Se apartó al tiempo que la mujer volvía con una hoja de papel, que puso delante de mí. Y entonces no supe dónde mirar. El papel bailaba ante mis ojos, pero el segundo bibliotecario, que se había dado media vuelta y se había inclinado para examinar unos libros que habían devuelto al mostrador y estaban esperando el momento de volver a sus estantes, se agachó para posar su vista miope sobre ellos, y entonces su cuello quedó al descubierto un momento por encima del de la camisa y vi dos pequeñas heridas costrosas de aspecto sucio, con un poco de sangre seca que formaba un feo encaje sobre la piel justo debajo. Después se incorporó y se alejó con los libros.
– ¿Es esto lo que quería? -me estaba preguntando la bibliotecaria. Miré el papel que me estaba mostrando-. Como ve, es el resguardo de Bram Stoker, Drácula. Sólo tenemos un ejemplar.
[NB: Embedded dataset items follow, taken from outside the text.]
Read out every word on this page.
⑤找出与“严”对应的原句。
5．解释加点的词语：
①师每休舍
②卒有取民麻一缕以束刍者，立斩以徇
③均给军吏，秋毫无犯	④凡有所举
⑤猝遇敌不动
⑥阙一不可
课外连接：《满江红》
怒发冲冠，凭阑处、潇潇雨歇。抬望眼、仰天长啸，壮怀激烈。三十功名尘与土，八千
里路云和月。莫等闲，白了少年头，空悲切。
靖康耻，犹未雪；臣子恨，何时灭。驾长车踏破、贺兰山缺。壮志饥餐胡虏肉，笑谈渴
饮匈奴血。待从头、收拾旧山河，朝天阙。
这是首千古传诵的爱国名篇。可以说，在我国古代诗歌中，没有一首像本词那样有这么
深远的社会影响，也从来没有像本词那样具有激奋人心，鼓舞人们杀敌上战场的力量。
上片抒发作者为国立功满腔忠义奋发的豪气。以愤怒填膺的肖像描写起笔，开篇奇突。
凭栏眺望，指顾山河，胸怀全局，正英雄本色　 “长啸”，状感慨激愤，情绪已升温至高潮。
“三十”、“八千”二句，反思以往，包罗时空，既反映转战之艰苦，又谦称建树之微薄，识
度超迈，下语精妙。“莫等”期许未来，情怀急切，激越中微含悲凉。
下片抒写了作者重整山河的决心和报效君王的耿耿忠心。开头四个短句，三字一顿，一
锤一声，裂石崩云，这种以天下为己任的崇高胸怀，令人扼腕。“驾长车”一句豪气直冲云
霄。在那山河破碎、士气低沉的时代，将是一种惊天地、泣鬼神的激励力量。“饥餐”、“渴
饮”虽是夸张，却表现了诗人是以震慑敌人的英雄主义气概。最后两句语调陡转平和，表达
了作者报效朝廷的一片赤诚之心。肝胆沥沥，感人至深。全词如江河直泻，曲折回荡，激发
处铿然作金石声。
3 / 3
El desaliñado bibliotecario dejó caer un libro al suelo, y el ruido resonó en la cavernosa nave. Se incorporó y me miró, y nunca había visto (o hasta aquel momento nunca había visto) una mirada humana tan henchida de odio y cautela.
– Es lo que usted quería, ¿verdad? -insistió la bibliotecaria.
– Oh, no -dije pensando a toda prisa-. Creo que me ha entendido mal. Estoy buscando la Historia de la decadencia y caída del imperio romano de Gibbon. Le dije que voy a dar un curso sobre el libro y necesitamos más ejemplares.
La mujer frunció el ceño.
– Pero yo creí…
Detestaba sacrificar sus sentimientos, incluso en ese desagradable momento, cuando me había tratado tan bien.
– No pasa nada -dije-. Quizá no he buscado bien. Volveré a mirar el catálogo.
En cuanto pronuncié la palabra «catálogo», supe que había perdido mi nueva influencia.
Los ojos del alto bibliotecario se entornaron todavía más y movió la cabeza apenas, como un animal que siguiera los movimientos de su presa.
– Muchísimas gracias -murmuré cortésmente, y me alejé, sintiendo aquellos ojos penetrantes clavados en mi nuca mientras recorría el largo pasillo. Fingí examinar el catálogo un momento, y después cerré el maletín y salí decidido por la puerta principal, por la que los fieles ya estaban afluyendo en manadas para estudiar. Encontré un banco iluminado por el sol, y apoyé la espalda contra una pared neogótica, desde donde podía ver a toda la gente que entraba y salía. Necesitaba sentarme cinco minutos para pensar. La reflexión, predicaba siempre Rossi, debía ocupar el tiempo pertinente.